BACKGROUND
Data science offers an unparalleled opportunity to identify new insight into many aspects of human life, with recent advances in healthcare. Using data science in digital health raises significant challenges in data privacy, transparency, and trustworthiness. Recent regulations enforce the need for a clear legal basis to collect, process, and share data, for example under the General Data Protection Regulation (GDPR) and UK Data Protection Act (DPA) 2018. For healthcare providers, the legal basis of using the electronic health record (EHR) is strictly for clinical care. Any other use of the data requires thoughtful considerations of the legal context and direct patient consent. Identifiable personal and sensitive information must be sufficiently anonymized. Raw data are commonly anonymized to be used for research purposes with risk assessment for re-identification and utility. Whilst healthcare organizations have internal policies defined for information governance, there is a significant lack of practical tools and intuitive guidance about the use of data for research and modelling. Off-the-shelf data anonymization tools are developed frequently, but privacy-related functionalities are often incomparable for use in different problem domains. Additionally, tools to support measuring the risk of the anonymized data regarding re-identification against its usefulness exist but it can be unclear as to their efficacy.
OBJECTIVE
In this systematic literature mapping (SLM) study, we aim to alleviate those issues by reviewing the landscape of data anonymization for digital healthcare.
METHODS
We employ the Google Scholar, Web of Science, Elsevier Scopus, and PubMed for to retrieve academic studies published in English up to June 2020. Noteworthy, grey literature is also involved to initialize the search. We focus on review questions covering five bottom-up aspects: 1) basic anonymization operations; 2) privacy models; 3) re-identification risk and usability metrics; 4) off-the-shelf anonymization tools; 5) lawful basis for EHR data anonymization.
RESULTS
We identified 239 eligible studies in which 60 articles are related to general background introduction, 16 papers are selected for seven basic anonymization operations, 104 studies are covered for seventy-two conventional and machine-learning-based privacy models, seven and fifteen metrics are respectively included for measuring the re-identification risk and degree of usability in 4 and 19 papers, and twenty data anonymization software tools are explored in 36 publications.
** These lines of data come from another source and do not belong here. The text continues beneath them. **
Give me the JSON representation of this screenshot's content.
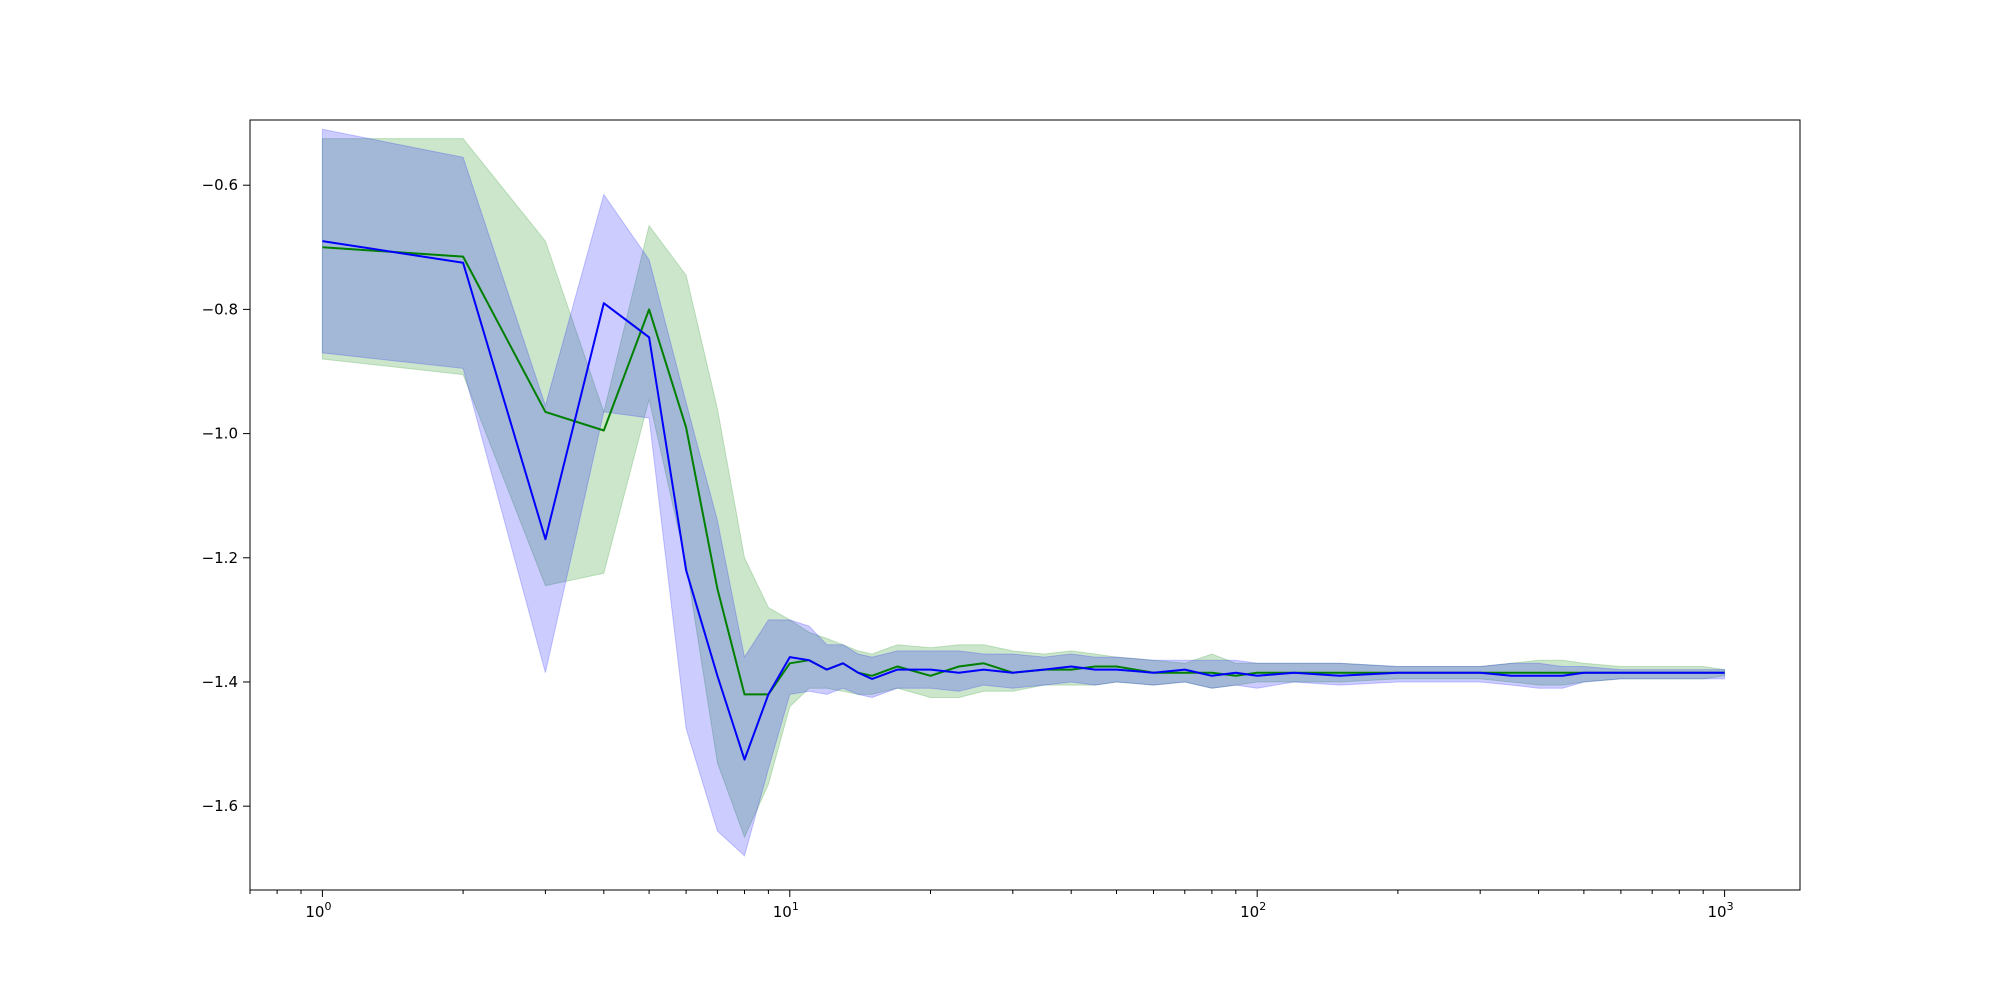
{
  "chart_data": {
    "type": "line",
    "title": "",
    "xlabel": "",
    "ylabel": "",
    "x_scale": "log",
    "xlim": [
      0.7,
      1450
    ],
    "ylim": [
      -1.735,
      -0.495
    ],
    "grid": false,
    "legend": "none",
    "x_ticks": [
      {
        "value": 1,
        "base": "10",
        "exp": "0"
      },
      {
        "value": 10,
        "base": "10",
        "exp": "1"
      },
      {
        "value": 100,
        "base": "10",
        "exp": "2"
      },
      {
        "value": 1000,
        "base": "10",
        "exp": "3"
      }
    ],
    "y_ticks": [
      {
        "value": -0.6,
        "label": "−0.6"
      },
      {
        "value": -0.8,
        "label": "−0.8"
      },
      {
        "value": -1.0,
        "label": "−1.0"
      },
      {
        "value": -1.2,
        "label": "−1.2"
      },
      {
        "value": -1.4,
        "label": "−1.4"
      },
      {
        "value": -1.6,
        "label": "−1.6"
      }
    ],
    "series": [
      {
        "color": "#008000",
        "band_color": "#008000",
        "band_opacity": 0.2,
        "x": [
          1,
          2,
          3,
          4,
          5,
          6,
          7,
          8,
          9,
          10,
          11,
          12,
          13,
          14,
          15,
          17,
          20,
          23,
          26,
          30,
          35,
          40,
          45,
          50,
          60,
          70,
          80,
          90,
          100,
          120,
          150,
          200,
          250,
          300,
          350,
          400,
          450,
          500,
          600,
          700,
          800,
          900,
          1000
        ],
        "y": [
          -0.7,
          -0.715,
          -0.965,
          -0.995,
          -0.8,
          -0.99,
          -1.25,
          -1.42,
          -1.42,
          -1.37,
          -1.365,
          -1.38,
          -1.37,
          -1.385,
          -1.39,
          -1.375,
          -1.39,
          -1.375,
          -1.37,
          -1.385,
          -1.38,
          -1.38,
          -1.375,
          -1.375,
          -1.385,
          -1.385,
          -1.385,
          -1.39,
          -1.385,
          -1.385,
          -1.385,
          -1.385,
          -1.385,
          -1.385,
          -1.385,
          -1.385,
          -1.385,
          -1.385,
          -1.385,
          -1.385,
          -1.385,
          -1.385,
          -1.385
        ],
        "upper": [
          -0.525,
          -0.525,
          -0.69,
          -0.965,
          -0.665,
          -0.745,
          -0.96,
          -1.2,
          -1.28,
          -1.3,
          -1.32,
          -1.33,
          -1.34,
          -1.35,
          -1.355,
          -1.34,
          -1.345,
          -1.34,
          -1.34,
          -1.35,
          -1.355,
          -1.35,
          -1.355,
          -1.36,
          -1.365,
          -1.37,
          -1.355,
          -1.37,
          -1.37,
          -1.37,
          -1.37,
          -1.375,
          -1.375,
          -1.375,
          -1.37,
          -1.365,
          -1.365,
          -1.37,
          -1.375,
          -1.375,
          -1.375,
          -1.375,
          -1.38
        ],
        "lower": [
          -0.88,
          -0.905,
          -1.245,
          -1.225,
          -0.945,
          -1.21,
          -1.53,
          -1.65,
          -1.565,
          -1.44,
          -1.41,
          -1.41,
          -1.415,
          -1.42,
          -1.42,
          -1.41,
          -1.425,
          -1.425,
          -1.415,
          -1.415,
          -1.405,
          -1.405,
          -1.405,
          -1.4,
          -1.405,
          -1.4,
          -1.41,
          -1.405,
          -1.4,
          -1.4,
          -1.4,
          -1.395,
          -1.395,
          -1.395,
          -1.4,
          -1.405,
          -1.405,
          -1.4,
          -1.395,
          -1.395,
          -1.395,
          -1.395,
          -1.39
        ]
      },
      {
        "color": "#0000ff",
        "band_color": "#0000ff",
        "band_opacity": 0.2,
        "x": [
          1,
          2,
          3,
          4,
          5,
          6,
          7,
          8,
          9,
          10,
          11,
          12,
          13,
          14,
          15,
          17,
          20,
          23,
          26,
          30,
          35,
          40,
          45,
          50,
          60,
          70,
          80,
          90,
          100,
          120,
          150,
          200,
          250,
          300,
          350,
          400,
          450,
          500,
          600,
          700,
          800,
          900,
          1000
        ],
        "y": [
          -0.69,
          -0.725,
          -1.17,
          -0.79,
          -0.845,
          -1.22,
          -1.39,
          -1.525,
          -1.42,
          -1.36,
          -1.365,
          -1.38,
          -1.37,
          -1.385,
          -1.395,
          -1.38,
          -1.38,
          -1.385,
          -1.38,
          -1.385,
          -1.38,
          -1.375,
          -1.38,
          -1.38,
          -1.385,
          -1.38,
          -1.39,
          -1.385,
          -1.39,
          -1.385,
          -1.39,
          -1.385,
          -1.385,
          -1.385,
          -1.39,
          -1.39,
          -1.39,
          -1.385,
          -1.385,
          -1.385,
          -1.385,
          -1.385,
          -1.385
        ],
        "upper": [
          -0.51,
          -0.555,
          -0.955,
          -0.615,
          -0.72,
          -0.95,
          -1.14,
          -1.36,
          -1.3,
          -1.3,
          -1.31,
          -1.34,
          -1.34,
          -1.355,
          -1.36,
          -1.35,
          -1.35,
          -1.35,
          -1.355,
          -1.355,
          -1.36,
          -1.355,
          -1.36,
          -1.36,
          -1.365,
          -1.365,
          -1.365,
          -1.365,
          -1.37,
          -1.37,
          -1.37,
          -1.375,
          -1.375,
          -1.375,
          -1.37,
          -1.37,
          -1.375,
          -1.375,
          -1.38,
          -1.38,
          -1.38,
          -1.38,
          -1.38
        ],
        "lower": [
          -0.87,
          -0.895,
          -1.385,
          -0.965,
          -0.975,
          -1.475,
          -1.64,
          -1.68,
          -1.54,
          -1.42,
          -1.415,
          -1.42,
          -1.41,
          -1.42,
          -1.425,
          -1.41,
          -1.41,
          -1.415,
          -1.405,
          -1.41,
          -1.405,
          -1.4,
          -1.405,
          -1.4,
          -1.405,
          -1.4,
          -1.41,
          -1.405,
          -1.41,
          -1.4,
          -1.405,
          -1.4,
          -1.4,
          -1.4,
          -1.405,
          -1.41,
          -1.41,
          -1.4,
          -1.395,
          -1.395,
          -1.395,
          -1.395,
          -1.395
        ]
      }
    ]
  }
}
In addition, we also
evaluate the practical feasibility of performing anonymization on HER data with reference to its usability of medical decision-making. Furthermore, we summarize the lawful basis to deliver guidance for practical EHR anonymization.
CONCLUSIONS
This SLM study indicates that data anonymization on EHR is theoretically achievable yet practically, requires more research efforts in practical implementations to balance privacy-preserving and usability, thus, to ensure more reliable healthcare applications.